Jessie Slater built her name in the Duluth, MN news scene; she acted as a news anchor, as well as a producer, at KBJR-TV from 2017 to 2022. After stepping down from her role last year, Slater undertook a new media specialist role at Maurices, a women’s clothing store. But Slater chose, recently, to report her own story, continuing her legacy. According to Declan Desmond of Bring Me The News, Slater shared on social media that she had been diagnosed with thyroid cancer.
On September 11, 2023, Slater explained in a Twitter post that she had pursued treatment for a number of symptoms she had been experiencing. This led to her diagnosis. At the time of diagnosis, Slater also learned that the cancer had spread to a nearby lymph node. Thyroid cancer may be locally affective (i.e., also affecting the lymph nodes) but often does not spread elsewhere in the body.

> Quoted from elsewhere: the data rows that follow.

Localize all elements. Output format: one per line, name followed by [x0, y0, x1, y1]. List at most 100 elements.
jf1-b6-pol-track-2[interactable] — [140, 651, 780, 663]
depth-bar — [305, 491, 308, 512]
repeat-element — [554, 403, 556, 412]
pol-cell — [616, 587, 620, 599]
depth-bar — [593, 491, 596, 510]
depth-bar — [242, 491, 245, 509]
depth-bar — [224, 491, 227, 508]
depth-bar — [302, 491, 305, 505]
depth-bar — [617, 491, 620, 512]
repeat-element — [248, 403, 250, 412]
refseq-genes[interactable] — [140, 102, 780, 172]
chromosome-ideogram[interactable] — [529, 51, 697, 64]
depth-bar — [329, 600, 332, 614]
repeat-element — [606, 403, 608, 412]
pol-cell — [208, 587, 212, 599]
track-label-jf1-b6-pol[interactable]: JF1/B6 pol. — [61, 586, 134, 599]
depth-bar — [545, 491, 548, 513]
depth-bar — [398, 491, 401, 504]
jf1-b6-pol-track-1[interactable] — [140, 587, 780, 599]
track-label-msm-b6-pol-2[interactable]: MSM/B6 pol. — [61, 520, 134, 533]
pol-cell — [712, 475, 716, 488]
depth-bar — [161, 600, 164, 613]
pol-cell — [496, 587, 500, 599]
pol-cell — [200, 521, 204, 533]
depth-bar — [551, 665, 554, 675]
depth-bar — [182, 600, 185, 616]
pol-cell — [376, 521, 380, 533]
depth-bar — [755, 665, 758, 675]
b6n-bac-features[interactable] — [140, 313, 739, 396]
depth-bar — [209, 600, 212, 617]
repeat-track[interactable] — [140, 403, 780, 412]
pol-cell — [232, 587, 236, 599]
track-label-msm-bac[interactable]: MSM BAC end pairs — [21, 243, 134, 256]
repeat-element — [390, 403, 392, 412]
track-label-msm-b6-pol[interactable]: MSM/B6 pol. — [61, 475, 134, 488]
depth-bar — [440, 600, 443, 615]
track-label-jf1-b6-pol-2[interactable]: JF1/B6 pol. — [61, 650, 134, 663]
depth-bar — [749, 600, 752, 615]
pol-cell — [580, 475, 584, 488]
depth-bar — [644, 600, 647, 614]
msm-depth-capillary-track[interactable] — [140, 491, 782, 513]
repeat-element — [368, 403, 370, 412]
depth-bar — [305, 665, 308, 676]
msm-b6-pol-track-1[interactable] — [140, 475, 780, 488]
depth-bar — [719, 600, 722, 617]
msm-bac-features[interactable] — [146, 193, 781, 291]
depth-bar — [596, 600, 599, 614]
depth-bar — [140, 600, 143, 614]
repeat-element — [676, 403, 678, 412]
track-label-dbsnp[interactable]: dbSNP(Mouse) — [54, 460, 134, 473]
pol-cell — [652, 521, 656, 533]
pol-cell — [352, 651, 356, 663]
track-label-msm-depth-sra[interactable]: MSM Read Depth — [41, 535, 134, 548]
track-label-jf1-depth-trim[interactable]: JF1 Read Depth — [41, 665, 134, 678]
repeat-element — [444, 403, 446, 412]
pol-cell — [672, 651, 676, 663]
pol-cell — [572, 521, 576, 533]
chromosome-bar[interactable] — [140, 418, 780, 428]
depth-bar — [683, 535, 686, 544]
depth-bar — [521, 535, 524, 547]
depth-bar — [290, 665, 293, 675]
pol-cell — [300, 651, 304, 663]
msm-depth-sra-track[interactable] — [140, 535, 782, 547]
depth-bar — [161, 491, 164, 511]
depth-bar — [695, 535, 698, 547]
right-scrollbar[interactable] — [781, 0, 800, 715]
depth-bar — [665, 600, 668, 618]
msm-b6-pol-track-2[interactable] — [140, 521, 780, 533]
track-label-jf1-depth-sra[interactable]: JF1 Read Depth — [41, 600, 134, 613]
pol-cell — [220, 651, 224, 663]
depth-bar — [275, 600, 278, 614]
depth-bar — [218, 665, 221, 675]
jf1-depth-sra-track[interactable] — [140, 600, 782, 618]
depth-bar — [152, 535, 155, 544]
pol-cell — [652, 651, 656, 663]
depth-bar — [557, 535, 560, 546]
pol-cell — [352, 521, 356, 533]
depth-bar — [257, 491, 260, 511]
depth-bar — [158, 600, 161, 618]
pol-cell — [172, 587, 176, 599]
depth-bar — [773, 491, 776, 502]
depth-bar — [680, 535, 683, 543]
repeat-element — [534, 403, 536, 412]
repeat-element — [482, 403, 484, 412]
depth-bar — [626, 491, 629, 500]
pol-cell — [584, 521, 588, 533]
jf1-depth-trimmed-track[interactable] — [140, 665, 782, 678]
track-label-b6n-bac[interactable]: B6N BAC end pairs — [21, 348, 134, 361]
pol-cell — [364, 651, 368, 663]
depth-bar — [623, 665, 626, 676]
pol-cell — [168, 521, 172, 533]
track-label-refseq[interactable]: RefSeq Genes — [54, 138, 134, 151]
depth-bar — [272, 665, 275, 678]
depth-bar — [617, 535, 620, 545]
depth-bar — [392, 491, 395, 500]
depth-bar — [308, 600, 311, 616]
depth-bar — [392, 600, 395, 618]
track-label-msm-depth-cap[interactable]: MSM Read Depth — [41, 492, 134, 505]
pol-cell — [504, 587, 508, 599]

Of course, receiving a cancer diagnosis was a major shock. But as she reflects on her diagnosis and upcoming treatment path, Slater feels hopeful. Hopeful that she’ll survive. Hopeful that she’ll emerge stronger than ever. And hopeful that she can help others to know that they are not alone in their fight.
If she can get across one thing from her story, Slater hopes to encourage others to be aware of their own health. Since September is Thyroid Cancer Awareness Month, take the time to learn about thyroid cancer from leading experts—and make sure to get checked by your doctors if you are concerned.
Understanding Thyroid Cancer
Your thyroid gland sits at the base of the throat and plays a role in regulating various bodily processes. By producing hormones, the thyroid helps to control your weight, temperature, heart rate, and even blood pressure. Thyroid cancer occurs when tumors form in the thyroid. There are different forms of thyroid cancer depending on where the cancer begins. Papillary thyroid cancer is the most common form, but there are also rare forms such as follicular, anaplastic, and medullary. Although doctors don’t know what causes this cancer to form, there are known risk factors, such as:
- Being female
- Head and neck radiation exposure
- Having certain genetic diseases such as multiple endocrine neoplasia types 2A or 2B
- A family history of thyroid cancer
It can be difficult to diagnose thyroid cancer in early stages; many people may not show symptoms until the cancer progresses. When symptoms appear, these can include:
- Difficulty swallowing and/or breathing
- A mass or lump in the neck
- Voice changes such as hoarseness
- Swollen lymph nodes in the neck
- Neck/throat pain and inflammation
- Chronic cough
Current treatment options include radiation, chemotherapy, thyroid hormone therapy, alcohol ablation, targeted therapy, or surgical resection. Additional research is being performed into more effective therapeutic options.